La série Western « The Abandons », mettant en vedette Lena Headey, a été conçue comme la réponse de Netflix à « Yellowstone ». Cependant, les critiques s’avèrent peu favorables.
Netflix espérait avec « The Abandons » créer un véritable événement, une série Western riche en talent, avec deux des actrices les plus qualifiées de l’industrie, un showrunner réputé et un décor censé évoquer les succès passés du genre. Mais depuis son lancement le 4 décembre 2025, le géant du streaming semble avoir sous-estimé le public. Les critiques sont severes : les notes sur Rotten Tomatoes plongent, et même la notoriété de Lena Headey et Gillian Anderson peine à porter la série.
Avec seulement 29 % de critiques positives et 32 % d’avis du public sur Rotten Tomatoes, « The Abandons » est largement distancée par « Yellowstone », qui affiche un solide 83 %. Ce qui avait toutes les chances d’être le grand succès de Netflix en Western s’avère être une déception cinglante. La production, qui promettait un drame familial sombre se déroulant dans le Territoire de l’Oregon dans les années 1850, orchestrée par Kurt Sutter (créateur de « Sons of Anarchy »), accumule les critiques négatives.
« The Abandons » : un tourbillon de chaos en coulisses et à l’écran
Les critiques s’accordent à dire que la série semble perdu. Selon Variety, elle ne sait pas comment exploiter son incroyable casting, négligeant les personnages secondaires. The Wrap précise que les meilleurs moments surviennent uniquement lorsque Headey et Anderson partagent l’écran, des scènes malheureusement trop rares. La série diverge alors dans des intrigues secondaires ennuyeuses, sans profondeur ni tension. Les aspects violents, que l’on pourrait attendre d’une production de Sutter, sont d’une étonnante modestie. Même le Hollywood Reporter indique que « The Abandons » se classe « bien en deçà » d’autres Westerns de Netflix comme « Godless » ou « American Primeval ».
Tout ce qui ne va pas dans la télévision de 2025
Carly Lane de Collider n’hésite pas à attribuer à la série une note de 4 sur 10, évoquant un manque flagrant de dynamisme narratif malgré la présence de deux talentueuses actrices principales. Gavia Baker-Whitelaw de l’Independent n’hésite pas à qualifier « The Abandons » d' »incarnation de tout ce qui ne va pas dans la télévision de 2025″.

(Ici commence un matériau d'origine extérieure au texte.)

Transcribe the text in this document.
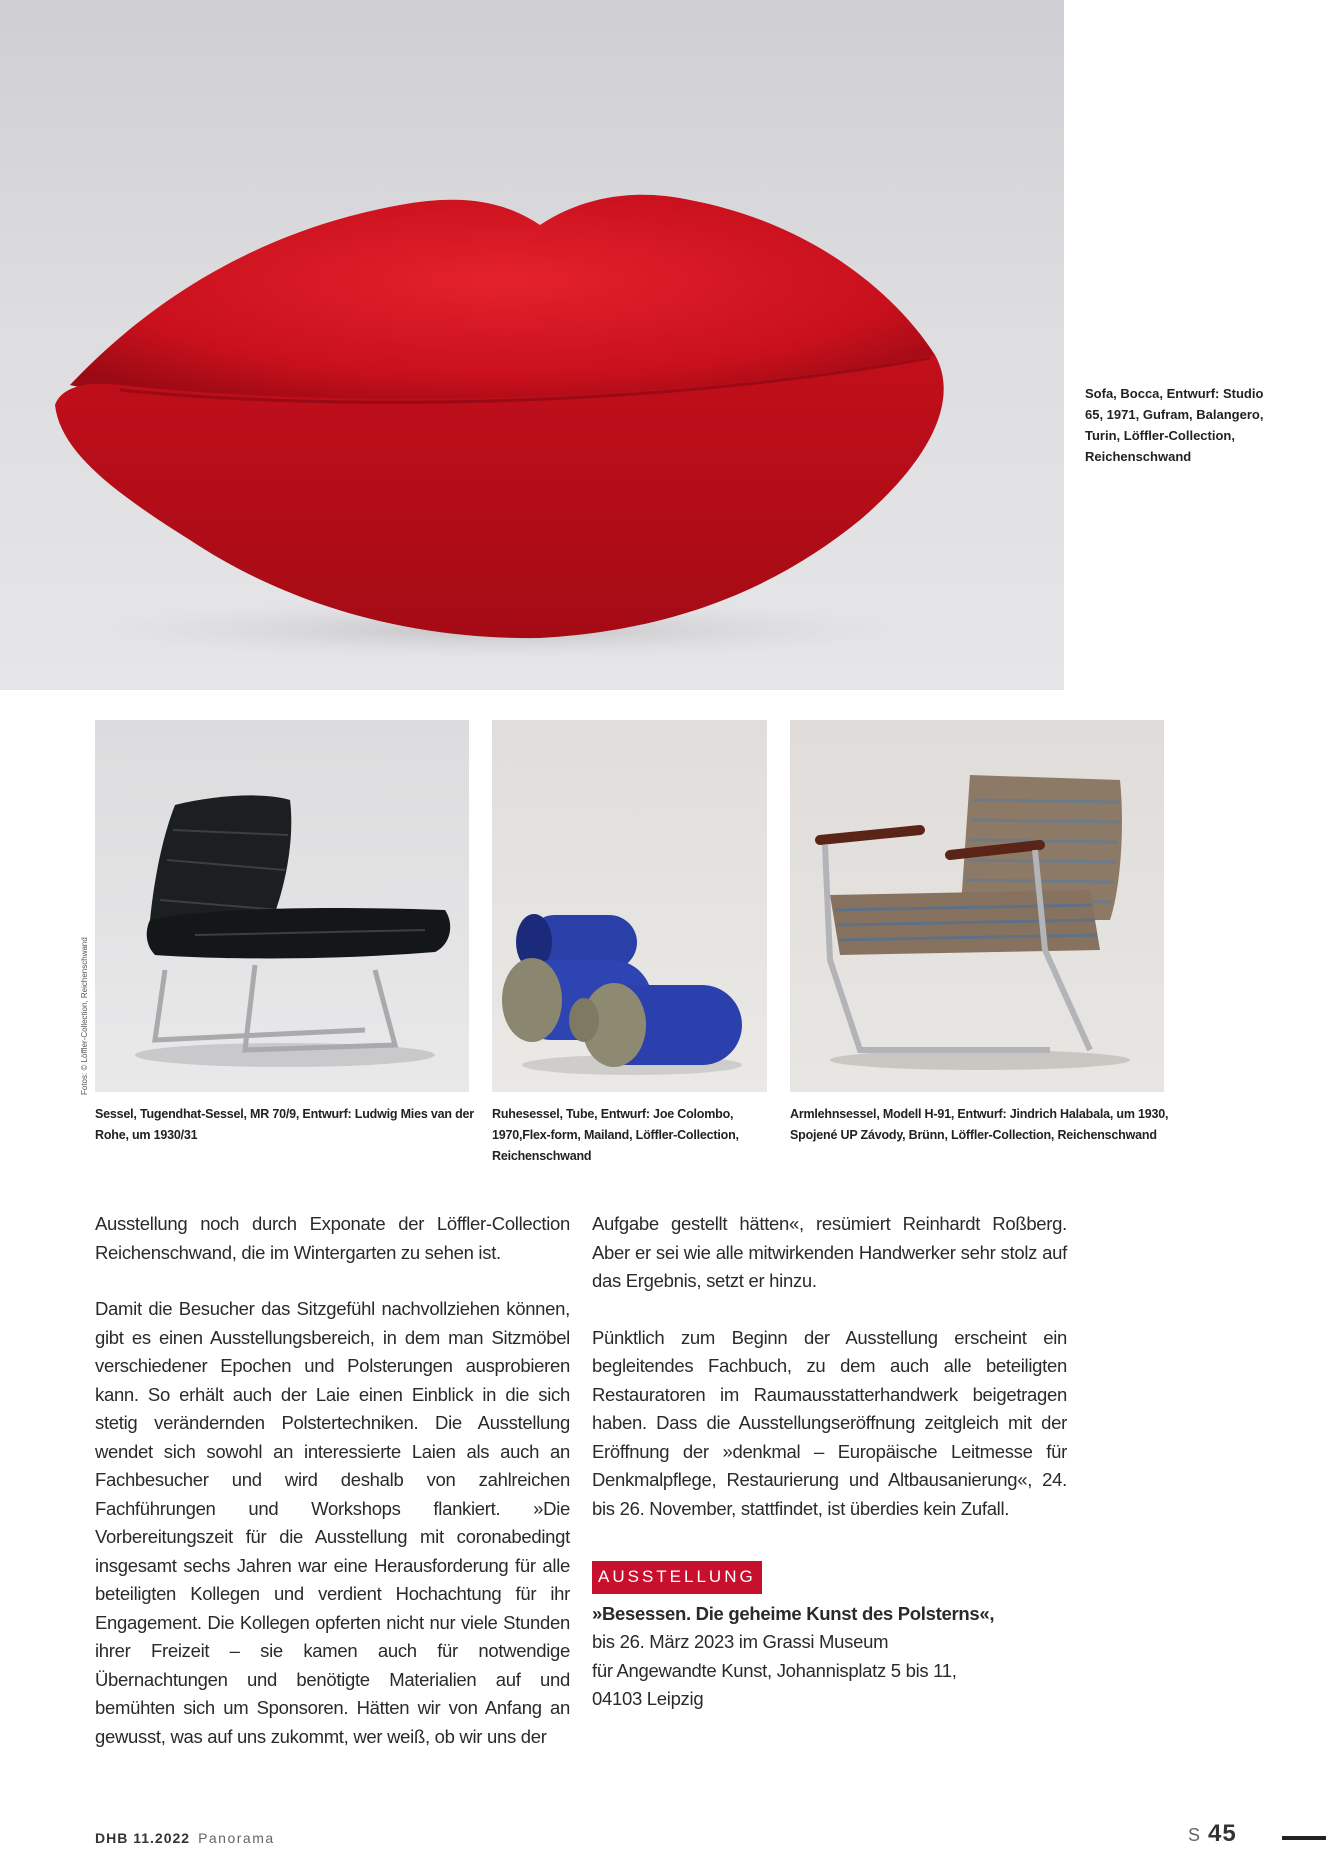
Sofa, Bocca, Entwurf: Studio
65, 1971, Gufram, Balangero,
Turin, Löffler-Collection,
Reichenschwand
Fotos: © Löffler-Collection, Reichenschwand
Sessel, Tugendhat-Sessel, MR 70/9, Entwurf: Ludwig Mies van der Rohe, um 1930/31
Ruhesessel, Tube, Entwurf: Joe Colombo, 1970,Flex-form, Mailand, Löffler-Collection, Reichenschwand
Armlehnsessel, Modell H-91, Entwurf: Jindrich Halabala, um 1930, Spojené UP Závody, Brünn, Löffler-Collection, Reichenschwand

Ausstellung noch durch Exponate der Löffler-Collection Reichenschwand, die im Wintergarten zu sehen ist.

Damit die Besucher das Sitzgefühl nachvollziehen können, gibt es einen Ausstellungsbereich, in dem man Sitzmöbel verschiedener Epochen und Polsterungen ausprobieren kann. So erhält auch der Laie einen Einblick in die sich stetig verändernden Polstertechniken. Die Ausstellung wendet sich sowohl an interessierte Laien als auch an Fachbesucher und wird deshalb von zahlreichen Fachführungen und Workshops flankiert. »Die Vorbereitungszeit für die Ausstellung mit coronabedingt insgesamt sechs Jahren war eine Herausforderung für alle beteiligten Kollegen und verdient Hochachtung für ihr Engagement. Die Kollegen opferten nicht nur viele Stunden ihrer Freizeit – sie kamen auch für notwendige Übernachtungen und benötigte Materialien auf und bemühten sich um Sponsoren. Hätten wir von Anfang an gewusst, was auf uns zukommt, wer weiß, ob wir uns der

Aufgabe gestellt hätten«, resümiert Reinhardt Roßberg. Aber er sei wie alle mitwirkenden Handwerker sehr stolz auf das Ergebnis, setzt er hinzu.

Pünktlich zum Beginn der Ausstellung erscheint ein begleitendes Fachbuch, zu dem auch alle beteiligten Restauratoren im Raumausstatterhandwerk beigetragen haben. Dass die Ausstellungseröffnung zeitgleich mit der Eröffnung der »denkmal – Europäische Leitmesse für Denkmalpflege, Restaurierung und Altbausanierung«, 24. bis 26. November, stattfindet, ist überdies kein Zufall.

AUSSTELLUNG

»Besessen. Die geheime Kunst des Polsterns«,

bis 26. März 2023 im Grassi Museum

für Angewandte Kunst, Johannisplatz 5 bis 11,

04103 Leipzig

DHB 11.2022 Panorama	S 45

Initialement conçue pour comporter dix épisodes, la première saison a été réduite à sept, une décision qui a sans doute exacerbé les problèmes. De plus, Kurt Sutter a quitté le projet trois semaines avant la fin du tournage à cause de désaccords créatifs avec Netflix, laissant la responsabilité à Otto Bathurst et Rob Askins, mais trop de dégâts avaient déjà été causés. Ce devait être le sauvetage de Netflix après le succès de « Yellowstone ».

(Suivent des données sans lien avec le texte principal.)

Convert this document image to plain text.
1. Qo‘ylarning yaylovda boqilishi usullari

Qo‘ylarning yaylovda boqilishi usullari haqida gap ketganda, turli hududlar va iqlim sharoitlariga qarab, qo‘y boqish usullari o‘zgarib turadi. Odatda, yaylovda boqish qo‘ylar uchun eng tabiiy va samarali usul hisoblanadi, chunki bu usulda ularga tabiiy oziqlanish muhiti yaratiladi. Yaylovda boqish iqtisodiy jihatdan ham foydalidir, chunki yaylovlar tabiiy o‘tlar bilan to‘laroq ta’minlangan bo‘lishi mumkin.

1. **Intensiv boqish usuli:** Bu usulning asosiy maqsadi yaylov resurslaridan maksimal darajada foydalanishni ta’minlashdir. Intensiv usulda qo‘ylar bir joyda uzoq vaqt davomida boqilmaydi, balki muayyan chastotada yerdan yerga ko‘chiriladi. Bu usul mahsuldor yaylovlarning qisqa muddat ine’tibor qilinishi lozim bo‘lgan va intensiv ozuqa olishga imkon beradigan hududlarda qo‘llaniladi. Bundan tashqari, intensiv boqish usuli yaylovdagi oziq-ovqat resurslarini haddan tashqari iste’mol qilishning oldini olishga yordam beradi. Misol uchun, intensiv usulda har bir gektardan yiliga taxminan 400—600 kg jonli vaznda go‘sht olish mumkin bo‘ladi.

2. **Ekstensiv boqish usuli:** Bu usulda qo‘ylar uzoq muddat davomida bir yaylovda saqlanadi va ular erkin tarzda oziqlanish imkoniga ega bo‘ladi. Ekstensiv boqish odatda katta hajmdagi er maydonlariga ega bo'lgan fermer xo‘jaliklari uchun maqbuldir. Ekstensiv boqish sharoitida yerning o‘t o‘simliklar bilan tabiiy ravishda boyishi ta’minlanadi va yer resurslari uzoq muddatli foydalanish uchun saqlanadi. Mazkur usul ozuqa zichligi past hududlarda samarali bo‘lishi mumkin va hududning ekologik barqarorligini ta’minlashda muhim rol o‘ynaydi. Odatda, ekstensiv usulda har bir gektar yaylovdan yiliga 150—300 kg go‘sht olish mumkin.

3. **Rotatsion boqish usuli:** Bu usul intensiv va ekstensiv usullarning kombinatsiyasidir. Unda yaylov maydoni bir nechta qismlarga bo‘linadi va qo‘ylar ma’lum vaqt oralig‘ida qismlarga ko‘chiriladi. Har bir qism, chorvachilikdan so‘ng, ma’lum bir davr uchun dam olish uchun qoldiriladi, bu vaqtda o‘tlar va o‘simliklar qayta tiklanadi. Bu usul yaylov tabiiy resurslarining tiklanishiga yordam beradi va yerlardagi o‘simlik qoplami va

Les réactions des spectateurs
Les spectateurs ne sont pas en reste concernant leurs déceptions. Les critiques utilisateurs sur Rotten Tomatoes sont sévères : « Les performances sont désastreuses », écrit un internaute, tandis qu’un autre se plaint de « CGI médiocre et de dialogues faibles ». La série semble incapable de satisfaire les attentes que Netflix lui-même a suscitées. Ce qui reste est une production ambitieuse mais finalement ratée, qui, malgré toutes ses ressources et ses talents, n’a pas pu réaliser son potentiel.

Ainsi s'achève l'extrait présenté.